A Sétima Turma do Tribunal Superior do Trabalho (TST) decidiu que um gerente-geral do núcleo de empresas do Banco Santander não tem direito a horas extras, equiparando sua função ao cargo de gerente-geral de agência. A decisão unânime considerou que o profissional exercia cargo de confiança com amplos poderes de gestão.

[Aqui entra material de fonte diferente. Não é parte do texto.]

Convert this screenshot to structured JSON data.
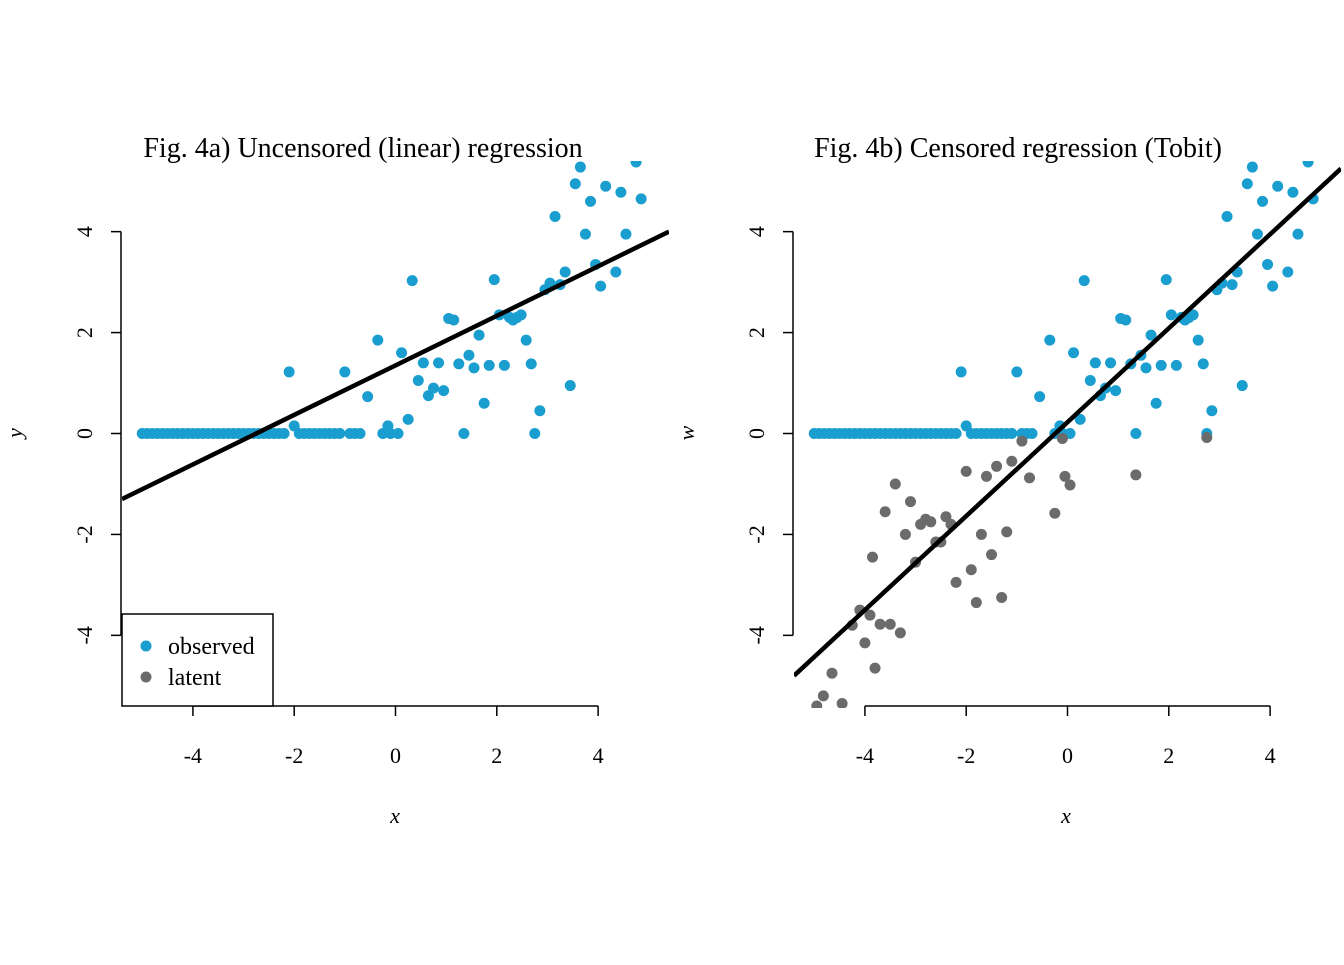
{
  "colors": {
    "observed": "#1a9ecf",
    "latent": "#6b6b6b",
    "line": "#000000"
  },
  "legend": {
    "items": [
      {
        "label": "observed",
        "color": "#1a9ecf"
      },
      {
        "label": "latent",
        "color": "#6b6b6b"
      }
    ],
    "placement": "bottom-left"
  },
  "chart_data": [
    {
      "type": "scatter",
      "title": "Fig. 4a) Uncensored (linear) regression",
      "xlabel": "x",
      "ylabel": "y",
      "xticks": [
        "-4",
        "-2",
        "0",
        "2",
        "4"
      ],
      "yticks": [
        "-4",
        "-2",
        "0",
        "2",
        "4"
      ],
      "xlim": [
        -5.4,
        5.4
      ],
      "ylim": [
        -5.4,
        5.4
      ],
      "grid": false,
      "series": [
        {
          "name": "observed",
          "color": "#1a9ecf",
          "points": [
            [
              -5.0,
              0
            ],
            [
              -4.9,
              0
            ],
            [
              -4.8,
              0
            ],
            [
              -4.7,
              0
            ],
            [
              -4.6,
              0
            ],
            [
              -4.5,
              0
            ],
            [
              -4.4,
              0
            ],
            [
              -4.3,
              0
            ],
            [
              -4.2,
              0
            ],
            [
              -4.1,
              0
            ],
            [
              -4.0,
              0
            ],
            [
              -3.9,
              0
            ],
            [
              -3.8,
              0
            ],
            [
              -3.7,
              0
            ],
            [
              -3.6,
              0
            ],
            [
              -3.5,
              0
            ],
            [
              -3.4,
              0
            ],
            [
              -3.3,
              0
            ],
            [
              -3.2,
              0
            ],
            [
              -3.1,
              0
            ],
            [
              -3.0,
              0
            ],
            [
              -2.9,
              0
            ],
            [
              -2.8,
              0
            ],
            [
              -2.7,
              0
            ],
            [
              -2.6,
              0
            ],
            [
              -2.5,
              0
            ],
            [
              -2.4,
              0
            ],
            [
              -2.3,
              0
            ],
            [
              -2.2,
              0
            ],
            [
              -2.1,
              1.22
            ],
            [
              -2.0,
              0.15
            ],
            [
              -1.9,
              0
            ],
            [
              -1.8,
              0
            ],
            [
              -1.7,
              0
            ],
            [
              -1.6,
              0
            ],
            [
              -1.5,
              0
            ],
            [
              -1.4,
              0
            ],
            [
              -1.3,
              0
            ],
            [
              -1.2,
              0
            ],
            [
              -1.1,
              0
            ],
            [
              -1.0,
              1.22
            ],
            [
              -0.9,
              0
            ],
            [
              -0.8,
              0
            ],
            [
              -0.7,
              0
            ],
            [
              -0.55,
              0.73
            ],
            [
              -0.35,
              1.85
            ],
            [
              -0.25,
              0
            ],
            [
              -0.15,
              0.15
            ],
            [
              -0.1,
              0
            ],
            [
              0.05,
              0
            ],
            [
              0.12,
              1.6
            ],
            [
              0.25,
              0.28
            ],
            [
              0.33,
              3.03
            ],
            [
              0.45,
              1.05
            ],
            [
              0.55,
              1.4
            ],
            [
              0.65,
              0.75
            ],
            [
              0.75,
              0.9
            ],
            [
              0.85,
              1.4
            ],
            [
              0.95,
              0.85
            ],
            [
              1.05,
              2.28
            ],
            [
              1.15,
              2.25
            ],
            [
              1.25,
              1.38
            ],
            [
              1.35,
              0
            ],
            [
              1.45,
              1.55
            ],
            [
              1.55,
              1.3
            ],
            [
              1.65,
              1.95
            ],
            [
              1.75,
              0.6
            ],
            [
              1.85,
              1.35
            ],
            [
              1.95,
              3.05
            ],
            [
              2.05,
              2.35
            ],
            [
              2.15,
              1.35
            ],
            [
              2.25,
              2.3
            ],
            [
              2.32,
              2.25
            ],
            [
              2.4,
              2.3
            ],
            [
              2.48,
              2.35
            ],
            [
              2.58,
              1.85
            ],
            [
              2.68,
              1.38
            ],
            [
              2.75,
              0
            ],
            [
              2.85,
              0.45
            ],
            [
              2.95,
              2.85
            ],
            [
              3.05,
              2.98
            ],
            [
              3.15,
              4.3
            ],
            [
              3.25,
              2.95
            ],
            [
              3.35,
              3.2
            ],
            [
              3.45,
              0.95
            ],
            [
              3.55,
              4.95
            ],
            [
              3.65,
              5.28
            ],
            [
              3.75,
              3.95
            ],
            [
              3.85,
              4.6
            ],
            [
              3.95,
              3.35
            ],
            [
              4.05,
              2.92
            ],
            [
              4.15,
              4.9
            ],
            [
              4.35,
              3.2
            ],
            [
              4.45,
              4.78
            ],
            [
              4.55,
              3.95
            ],
            [
              4.75,
              5.38
            ],
            [
              4.85,
              4.65
            ]
          ]
        },
        {
          "name": "fit",
          "type": "line",
          "color": "#000000",
          "points": [
            [
              -5.4,
              -1.3
            ],
            [
              5.4,
              4.0
            ]
          ]
        }
      ]
    },
    {
      "type": "scatter",
      "title": "Fig. 4b) Censored regression (Tobit)",
      "xlabel": "x",
      "ylabel": "w",
      "xticks": [
        "-4",
        "-2",
        "0",
        "2",
        "4"
      ],
      "yticks": [
        "-4",
        "-2",
        "0",
        "2",
        "4"
      ],
      "xlim": [
        -5.4,
        5.4
      ],
      "ylim": [
        -5.4,
        5.4
      ],
      "grid": false,
      "series": [
        {
          "name": "observed",
          "color": "#1a9ecf",
          "points": [
            [
              -5.0,
              0
            ],
            [
              -4.9,
              0
            ],
            [
              -4.8,
              0
            ],
            [
              -4.7,
              0
            ],
            [
              -4.6,
              0
            ],
            [
              -4.5,
              0
            ],
            [
              -4.4,
              0
            ],
            [
              -4.3,
              0
            ],
            [
              -4.2,
              0
            ],
            [
              -4.1,
              0
            ],
            [
              -4.0,
              0
            ],
            [
              -3.9,
              0
            ],
            [
              -3.8,
              0
            ],
            [
              -3.7,
              0
            ],
            [
              -3.6,
              0
            ],
            [
              -3.5,
              0
            ],
            [
              -3.4,
              0
            ],
            [
              -3.3,
              0
            ],
            [
              -3.2,
              0
            ],
            [
              -3.1,
              0
            ],
            [
              -3.0,
              0
            ],
            [
              -2.9,
              0
            ],
            [
              -2.8,
              0
            ],
            [
              -2.7,
              0
            ],
            [
              -2.6,
              0
            ],
            [
              -2.5,
              0
            ],
            [
              -2.4,
              0
            ],
            [
              -2.3,
              0
            ],
            [
              -2.2,
              0
            ],
            [
              -2.1,
              1.22
            ],
            [
              -2.0,
              0.15
            ],
            [
              -1.9,
              0
            ],
            [
              -1.8,
              0
            ],
            [
              -1.7,
              0
            ],
            [
              -1.6,
              0
            ],
            [
              -1.5,
              0
            ],
            [
              -1.4,
              0
            ],
            [
              -1.3,
              0
            ],
            [
              -1.2,
              0
            ],
            [
              -1.1,
              0
            ],
            [
              -1.0,
              1.22
            ],
            [
              -0.9,
              0
            ],
            [
              -0.8,
              0
            ],
            [
              -0.7,
              0
            ],
            [
              -0.55,
              0.73
            ],
            [
              -0.35,
              1.85
            ],
            [
              -0.25,
              0
            ],
            [
              -0.15,
              0.15
            ],
            [
              -0.1,
              0
            ],
            [
              0.05,
              0
            ],
            [
              0.12,
              1.6
            ],
            [
              0.25,
              0.28
            ],
            [
              0.33,
              3.03
            ],
            [
              0.45,
              1.05
            ],
            [
              0.55,
              1.4
            ],
            [
              0.65,
              0.75
            ],
            [
              0.75,
              0.9
            ],
            [
              0.85,
              1.4
            ],
            [
              0.95,
              0.85
            ],
            [
              1.05,
              2.28
            ],
            [
              1.15,
              2.25
            ],
            [
              1.25,
              1.38
            ],
            [
              1.35,
              0
            ],
            [
              1.45,
              1.55
            ],
            [
              1.55,
              1.3
            ],
            [
              1.65,
              1.95
            ],
            [
              1.75,
              0.6
            ],
            [
              1.85,
              1.35
            ],
            [
              1.95,
              3.05
            ],
            [
              2.05,
              2.35
            ],
            [
              2.15,
              1.35
            ],
            [
              2.25,
              2.3
            ],
            [
              2.32,
              2.25
            ],
            [
              2.4,
              2.3
            ],
            [
              2.48,
              2.35
            ],
            [
              2.58,
              1.85
            ],
            [
              2.68,
              1.38
            ],
            [
              2.75,
              0
            ],
            [
              2.85,
              0.45
            ],
            [
              2.95,
              2.85
            ],
            [
              3.05,
              2.98
            ],
            [
              3.15,
              4.3
            ],
            [
              3.25,
              2.95
            ],
            [
              3.35,
              3.2
            ],
            [
              3.45,
              0.95
            ],
            [
              3.55,
              4.95
            ],
            [
              3.65,
              5.28
            ],
            [
              3.75,
              3.95
            ],
            [
              3.85,
              4.6
            ],
            [
              3.95,
              3.35
            ],
            [
              4.05,
              2.92
            ],
            [
              4.15,
              4.9
            ],
            [
              4.35,
              3.2
            ],
            [
              4.45,
              4.78
            ],
            [
              4.55,
              3.95
            ],
            [
              4.75,
              5.38
            ],
            [
              4.85,
              4.65
            ]
          ]
        },
        {
          "name": "latent",
          "color": "#6b6b6b",
          "points": [
            [
              -4.95,
              -5.4
            ],
            [
              -4.82,
              -5.2
            ],
            [
              -4.65,
              -4.75
            ],
            [
              -4.45,
              -5.35
            ],
            [
              -4.25,
              -3.8
            ],
            [
              -4.1,
              -3.5
            ],
            [
              -4.0,
              -4.15
            ],
            [
              -3.9,
              -3.6
            ],
            [
              -3.85,
              -2.45
            ],
            [
              -3.8,
              -4.65
            ],
            [
              -3.7,
              -3.78
            ],
            [
              -3.6,
              -1.55
            ],
            [
              -3.5,
              -3.78
            ],
            [
              -3.4,
              -1.0
            ],
            [
              -3.3,
              -3.95
            ],
            [
              -3.2,
              -2.0
            ],
            [
              -3.1,
              -1.35
            ],
            [
              -3.0,
              -2.55
            ],
            [
              -2.9,
              -1.8
            ],
            [
              -2.8,
              -1.7
            ],
            [
              -2.7,
              -1.75
            ],
            [
              -2.6,
              -2.15
            ],
            [
              -2.5,
              -2.15
            ],
            [
              -2.4,
              -1.65
            ],
            [
              -2.3,
              -1.8
            ],
            [
              -2.2,
              -2.95
            ],
            [
              -2.0,
              -0.75
            ],
            [
              -1.9,
              -2.7
            ],
            [
              -1.8,
              -3.35
            ],
            [
              -1.7,
              -2.0
            ],
            [
              -1.6,
              -0.85
            ],
            [
              -1.5,
              -2.4
            ],
            [
              -1.4,
              -0.65
            ],
            [
              -1.3,
              -3.25
            ],
            [
              -1.2,
              -1.95
            ],
            [
              -1.1,
              -0.55
            ],
            [
              -0.9,
              -0.15
            ],
            [
              -0.75,
              -0.88
            ],
            [
              -0.25,
              -1.58
            ],
            [
              -0.1,
              -0.1
            ],
            [
              -0.05,
              -0.85
            ],
            [
              0.05,
              -1.02
            ],
            [
              1.35,
              -0.82
            ],
            [
              2.75,
              -0.08
            ]
          ]
        },
        {
          "name": "fit",
          "type": "line",
          "color": "#000000",
          "points": [
            [
              -5.4,
              -4.8
            ],
            [
              5.4,
              5.25
            ]
          ]
        }
      ]
    }
  ]
}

Cargo de confiança afasta direito a horas extras
O bancário trabalhou no Santander de junho de 1992 a março de 2018, ocupando o cargo de gerente-geral do núcleo de empresas em Porto Alegre (RS) com salário de R$ 18 mil. Ele alegava que sua jornada iniciava às 7h30 e terminava após as 19h, superior à jornada bancária de seis horas diárias prevista na CLT.

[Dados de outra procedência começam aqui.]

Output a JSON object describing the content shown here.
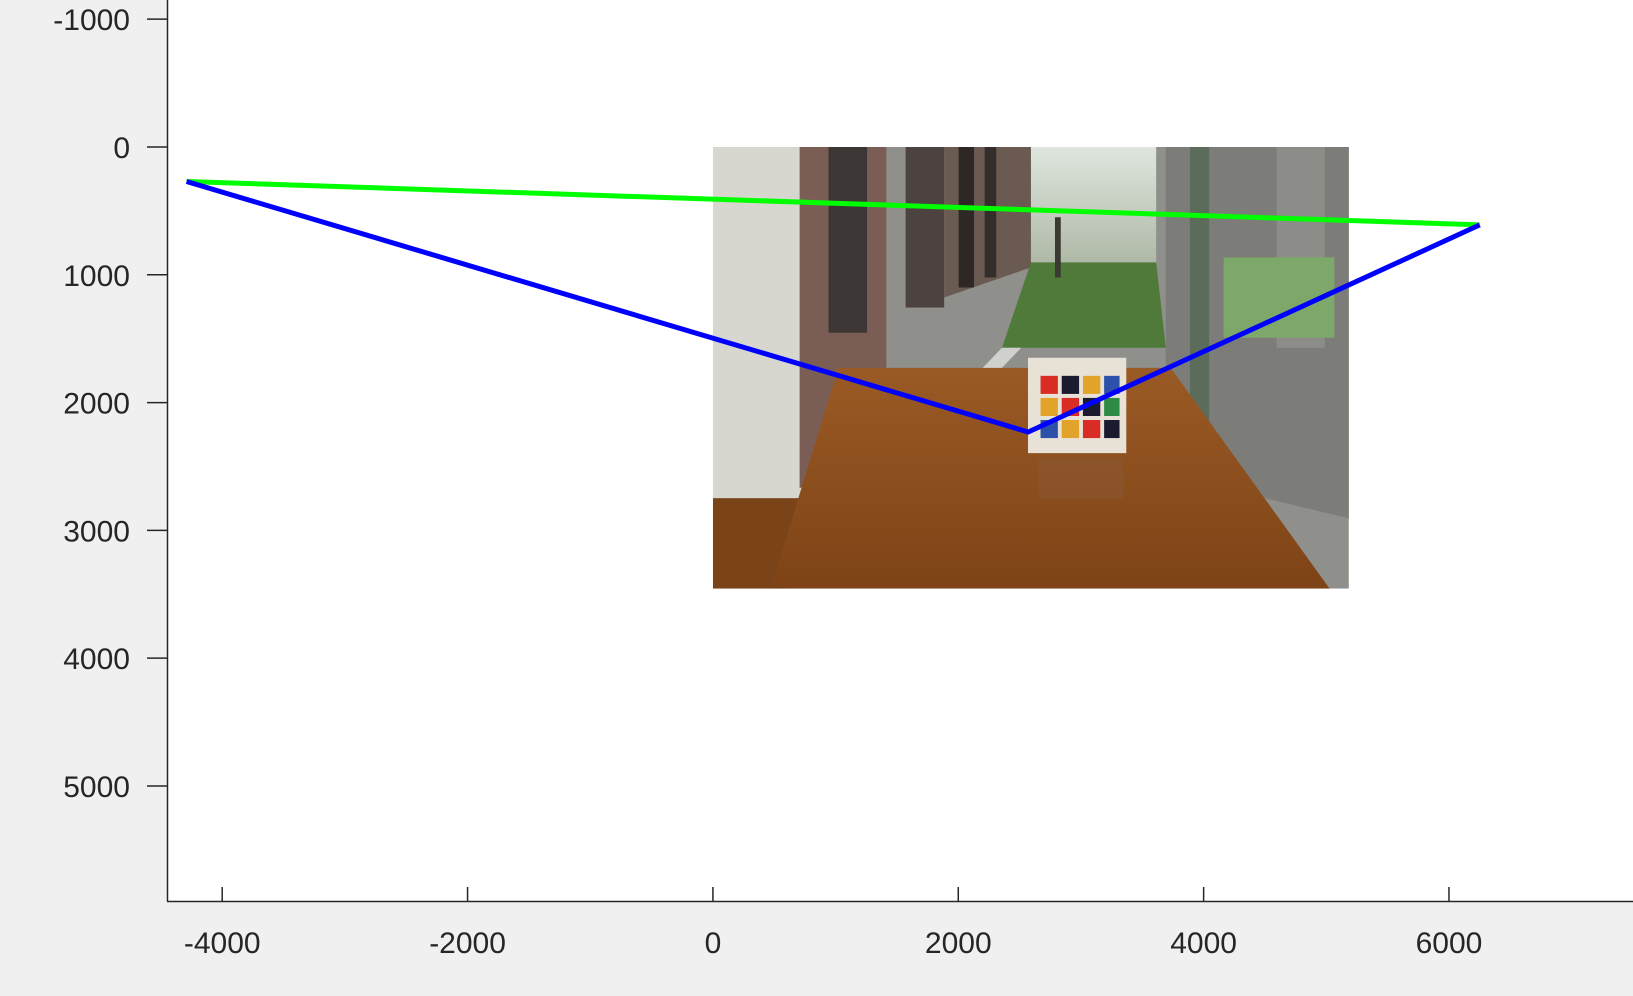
{
  "chart_data": {
    "type": "line",
    "title": "",
    "xlabel": "",
    "ylabel": "",
    "xlim": [
      -4450,
      7500
    ],
    "ylim": [
      -1150,
      5900
    ],
    "y_reversed": true,
    "grid": false,
    "legend": "none",
    "x_ticks": [
      -4000,
      -2000,
      0,
      2000,
      4000,
      6000
    ],
    "x_tick_labels": [
      "-4000",
      "-2000",
      "0",
      "2000",
      "4000",
      "6000"
    ],
    "y_ticks": [
      -1000,
      0,
      1000,
      2000,
      3000,
      4000,
      5000
    ],
    "y_tick_labels": [
      "-1000",
      "0",
      "1000",
      "2000",
      "3000",
      "4000",
      "5000"
    ],
    "background_image": {
      "description": "photo",
      "x_extent": [
        0,
        5184
      ],
      "y_extent": [
        0,
        3456
      ]
    },
    "series": [
      {
        "color": "#00ff00",
        "x": [
          -4290,
          6250
        ],
        "y": [
          270,
          610
        ]
      },
      {
        "color": "#0000ff",
        "x": [
          -4290,
          2570,
          6250
        ],
        "y": [
          270,
          2230,
          610
        ]
      }
    ]
  }
}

O artigo 62 da CLT exclui profissionais em cargos de gestão do regime geral de duração do trabalho, dispensando o controle de jornada e o pagamento de horas extras. Para caracterizar essa exclusão, é necessário comprovar o exercício de poderes especiais de gestão.
Poderes de gestão comprovados
O relator ministro Cláudio Brandão destacou que as evidências demonstraram o exercício efetivo de cargo de confiança. O gerente possuía subordinados, aplicava sanções disciplinares em nome do banco e atuava por meio de procuração. Além disso, recebia gratificação de função superior a 40% do salário-base da categoria.
O próprio funcionário admitiu em depoimento que não registrava jornada de trabalho e que seu superior direto era o superintendente regional, demonstrando ser a autoridade máxima do setor. Tanto o juízo de primeiro grau quanto o Tribunal Regional do Trabalho da 4ª Região mantiveram a improcedência do pedido.
Decisão confirma jurisprudência
A decisão reforça o entendimento de que profissionais com real poder de gestão, independentemente da denominação do cargo, estão excluídos do regime de controle de jornada. A equiparação entre gerente de núcleo de empresas e gerente-geral de agência baseou-se na análise das atribuições efetivamente exercidas e não apenas na nomenclatura do cargo.